Avista shares fell by -2.4% during the day's evening session, and are now trading at a price of $37.75. Is it time to buy the dip? To better answer that question, it's essential to check if the market is valuing the company's shares fairly in terms of its earnings and equity levels.

Avista's Valuation Is in Line With Its Sector Averages:

Avista Corporation, together with its subsidiaries, operates as an electric and natural gas utility company. The company belongs to the Utilities sector, which has an average price to earnings (P/E) ratio of 22.89 and an average price to book (P/B) ratio of 1.03. In contrast, Avista has a trailing 12 month P/E ratio of 20.3 and a P/B ratio of 1.19.

Avista's PEG ratio is 2.65, which shows that the stock is probably overvalued in terms of its estimated growth.

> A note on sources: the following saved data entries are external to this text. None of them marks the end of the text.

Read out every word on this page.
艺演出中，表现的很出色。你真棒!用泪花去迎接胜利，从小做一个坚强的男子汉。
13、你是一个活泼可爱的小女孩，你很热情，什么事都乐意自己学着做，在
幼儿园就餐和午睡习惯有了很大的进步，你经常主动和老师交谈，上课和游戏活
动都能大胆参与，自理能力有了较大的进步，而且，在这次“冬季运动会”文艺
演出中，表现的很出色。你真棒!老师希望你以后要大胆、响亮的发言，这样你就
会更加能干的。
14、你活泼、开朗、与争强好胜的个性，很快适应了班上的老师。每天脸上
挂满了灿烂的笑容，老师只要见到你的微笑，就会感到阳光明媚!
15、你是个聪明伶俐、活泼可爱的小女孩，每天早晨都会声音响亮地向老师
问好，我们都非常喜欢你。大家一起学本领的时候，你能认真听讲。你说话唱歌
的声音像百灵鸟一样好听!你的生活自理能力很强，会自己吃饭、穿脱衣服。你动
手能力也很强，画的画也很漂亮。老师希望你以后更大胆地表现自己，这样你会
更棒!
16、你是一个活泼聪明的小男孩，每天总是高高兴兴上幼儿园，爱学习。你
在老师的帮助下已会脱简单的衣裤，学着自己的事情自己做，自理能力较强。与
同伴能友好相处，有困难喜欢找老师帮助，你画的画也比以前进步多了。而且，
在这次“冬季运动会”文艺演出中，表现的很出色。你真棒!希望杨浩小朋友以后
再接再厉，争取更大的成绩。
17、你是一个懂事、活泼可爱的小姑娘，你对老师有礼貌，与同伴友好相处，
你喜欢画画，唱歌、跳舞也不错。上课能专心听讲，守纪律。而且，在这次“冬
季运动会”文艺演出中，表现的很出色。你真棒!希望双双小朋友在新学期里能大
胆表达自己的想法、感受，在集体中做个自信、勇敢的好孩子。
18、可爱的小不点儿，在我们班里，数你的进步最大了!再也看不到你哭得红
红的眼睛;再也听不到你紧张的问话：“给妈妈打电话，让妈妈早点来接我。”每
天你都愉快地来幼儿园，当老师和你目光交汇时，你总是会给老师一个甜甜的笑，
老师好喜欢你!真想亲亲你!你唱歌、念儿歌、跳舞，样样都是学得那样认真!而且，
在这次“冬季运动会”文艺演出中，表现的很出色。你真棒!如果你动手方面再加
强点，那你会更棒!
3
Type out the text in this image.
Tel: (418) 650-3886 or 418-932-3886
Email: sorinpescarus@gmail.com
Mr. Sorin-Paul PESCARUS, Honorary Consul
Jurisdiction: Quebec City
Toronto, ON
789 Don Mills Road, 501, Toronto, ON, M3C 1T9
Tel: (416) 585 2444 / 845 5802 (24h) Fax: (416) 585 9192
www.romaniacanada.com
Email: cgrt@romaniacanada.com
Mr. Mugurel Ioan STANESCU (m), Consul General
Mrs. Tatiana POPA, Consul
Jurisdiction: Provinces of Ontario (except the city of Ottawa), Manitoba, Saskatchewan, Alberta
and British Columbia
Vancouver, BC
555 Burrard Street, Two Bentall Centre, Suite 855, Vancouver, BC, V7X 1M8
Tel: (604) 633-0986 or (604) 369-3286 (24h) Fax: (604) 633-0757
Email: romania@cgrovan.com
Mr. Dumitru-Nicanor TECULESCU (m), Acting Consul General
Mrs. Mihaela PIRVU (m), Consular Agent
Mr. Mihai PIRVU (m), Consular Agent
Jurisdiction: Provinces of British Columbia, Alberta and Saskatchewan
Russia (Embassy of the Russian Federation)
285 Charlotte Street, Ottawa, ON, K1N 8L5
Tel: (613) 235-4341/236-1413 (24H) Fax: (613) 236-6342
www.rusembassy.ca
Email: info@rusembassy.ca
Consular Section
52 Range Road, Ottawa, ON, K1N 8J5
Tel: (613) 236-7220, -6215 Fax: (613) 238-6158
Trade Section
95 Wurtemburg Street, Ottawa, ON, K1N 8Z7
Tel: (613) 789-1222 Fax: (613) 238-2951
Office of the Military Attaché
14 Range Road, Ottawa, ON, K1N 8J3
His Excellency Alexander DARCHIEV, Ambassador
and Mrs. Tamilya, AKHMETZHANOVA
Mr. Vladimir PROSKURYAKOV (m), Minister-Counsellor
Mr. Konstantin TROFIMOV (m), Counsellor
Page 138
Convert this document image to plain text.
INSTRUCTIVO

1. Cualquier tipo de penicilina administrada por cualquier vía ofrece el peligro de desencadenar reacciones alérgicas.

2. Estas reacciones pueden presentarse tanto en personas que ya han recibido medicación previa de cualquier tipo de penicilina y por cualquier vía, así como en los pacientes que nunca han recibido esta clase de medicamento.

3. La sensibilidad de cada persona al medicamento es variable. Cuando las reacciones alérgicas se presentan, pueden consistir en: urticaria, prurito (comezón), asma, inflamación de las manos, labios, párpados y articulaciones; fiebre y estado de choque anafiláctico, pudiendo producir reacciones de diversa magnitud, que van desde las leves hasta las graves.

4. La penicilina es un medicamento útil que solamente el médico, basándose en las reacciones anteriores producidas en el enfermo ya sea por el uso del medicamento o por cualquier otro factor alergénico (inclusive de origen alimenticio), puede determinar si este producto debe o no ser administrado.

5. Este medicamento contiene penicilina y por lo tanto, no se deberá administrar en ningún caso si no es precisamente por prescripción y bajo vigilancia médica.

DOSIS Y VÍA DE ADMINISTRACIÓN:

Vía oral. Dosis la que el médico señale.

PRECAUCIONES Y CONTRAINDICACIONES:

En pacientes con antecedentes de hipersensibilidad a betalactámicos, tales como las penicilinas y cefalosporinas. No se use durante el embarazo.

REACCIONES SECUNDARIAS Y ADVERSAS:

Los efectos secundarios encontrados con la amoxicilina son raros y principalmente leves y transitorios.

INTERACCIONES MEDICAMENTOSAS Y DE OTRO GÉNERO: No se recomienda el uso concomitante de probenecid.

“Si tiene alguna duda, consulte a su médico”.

For reference, a PEG ratio near or below 1 is a potential signal that a company is undervalued.

The Company May Be Profitable, but Its Balance Sheet Is Highly Leveraged:

2020-02-26 2021-02-24 2022-02-23 2023-02-22
Revenue (MM) $1,346 $1,322 $1,439 $1,710
Gross Margins 67.3% n/a n/a n/a
Operating Margins 17.1% 17.6% 15.9% 11.1%
Net Margins 14.64% 9.8% 10.24% 9.07%
Net Income (MM) $197 $129 $147 $155
Net Interest Expense (MM) -$104 -$105 -$106 -$119
Depreciation & Amort. (MM) -$206 -$224 -$232 -$253
Earnings Per Share $2.97 $1.9 $2.1 $1.86
EPS Growth n/a -36.03% 10.53% -11.43%
Diluted Shares (MM) 66 68 70 76
Free Cash Flow (MM) $841 $735 $707 $576
Capital Expenditures (MM) -$443 -$404 -$440 -$452
Net Current Assets (MM) -$3,838 -$4,028 -$4,264 -$4,361
Current Ratio 0.57 0.68 0.48 0.75
Long Term Debt (MM) $1,895 $2,060 $1,950 $2,333
Net Debt / EBITDA 4.46 4.98 5.2 5.14

Avista has growing revenues and a flat capital expenditure trend and a steady stream of strong cash flows. Additionally, the company's financial statements display wider gross margins than its peer group and average operating margins with a negative growth trend. However, the firm suffers from declining EPS growth and a highly leveraged balance sheet.

The above analysis is intended for educational purposes only and was performed on the basis of publicly available data. It is not to be construed as a recommendation to buy or sell any security. Any buy, sell, or other recommendations mentioned in the article are direct quotations of consensus recommendations from the analysts covering the stock, and do not represent the opinions of Market Inference or its writers. Past performance, accounting data, and inferences about market position and corporate valuation are not reliable indicators of future price movements. Market Inference does not provide financial advice. Investors should conduct their own review and analysis of any company of interest before making an investment decision.